Healdsburg City Councilman David Hagele was welcomed aboard and attended his first meeting as at large city representative. And it was a lively one.
The California Transportation Commission (CTC) was on the forefront of the NCRA July meeting. There seemed to be a demand of the Commission for the NCRA to produce a working business plan or a shut down plan by October. It is to note that the CTC has no Jurisdiction over the NCRA. As I am on the Finance Committee I have been privy to the projected budget for next two years and can confidentially say the NCRA will be able to pay their bills thanks to a settlement with AT&T over encroachment issues in Ukiah. That, of course, is contingent on no emergencies. The CTC speculated that the NCRA was selling properties purchased with public dollars to cover debt incurred and wanted accountability of those funds. A land transaction with the Judicial Council of California at Ukiah’s old train depot was supposed to generate $1.3 million for 4.1 acres has been in the works for a few years. The hope is to build a new Mendocino Court House at the location.
NCRA Executive Director Mitch Stogner explained that his organization has Operating Expenses of about $700,000 and Revenues of $500,000. That statement in itself usually gets attention. You have to remember that the NCRA is not legislatively funded so operating expenses have been “smoke and mirrors” or creative financing for years. One of the ways the NCRA has been able to exist is having NWPco make $15,000 payments to the NCRA for a Rail Rehabilitation & Improvement Financing (RRIF) 3.1 million dollar loan that was made in 2011 for track repairs with NCRA acting as Co-Borrowers with NWPco. Another critical financial burden for future consideration is the millions that is pending in lawsuits against the NCRA. Our audit calls us a "ongoing concern."

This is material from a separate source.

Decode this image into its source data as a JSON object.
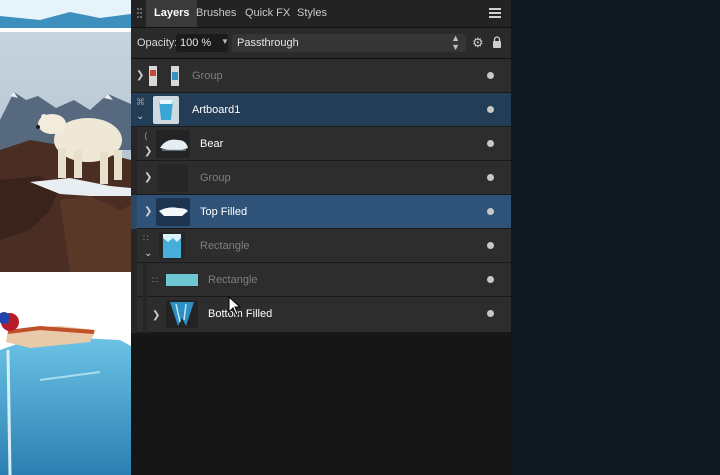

NWPco counsel and former North Coast Congressman Doug Bosco explained that the original legislative creation of the NCRA did nothing to fund the ongoing operations. Mr. Bosco said NWPco announced to the CTC Commission no plans to service the 240 miles north of Windsor. Currently they are only operating at night and have had to battle flooding. A proposed rail spur that was initially estimated at $150,000 has now been priced at $800,000 at Lagunita’s Brewery in Petaluma. Mr. Bosco said the NWPco is profitable in Marin and Sonoma County. But what about Mendocino, Humboldt and the Port at Eureka? Not in the plans at this time.
When you compare some of the numbers for transportation concerns, it is hard not to consider the $459 million for the 6 mile bypass at Willits or the $440 million to Sonoma Marin Area Rail Transit (SMART). Is train service even being considered by our local legislators? The bottom line is that the NCRA need legislative help as quickly as possible. The rail line is an important asset for the North Coast. As freight service or as recreational trail.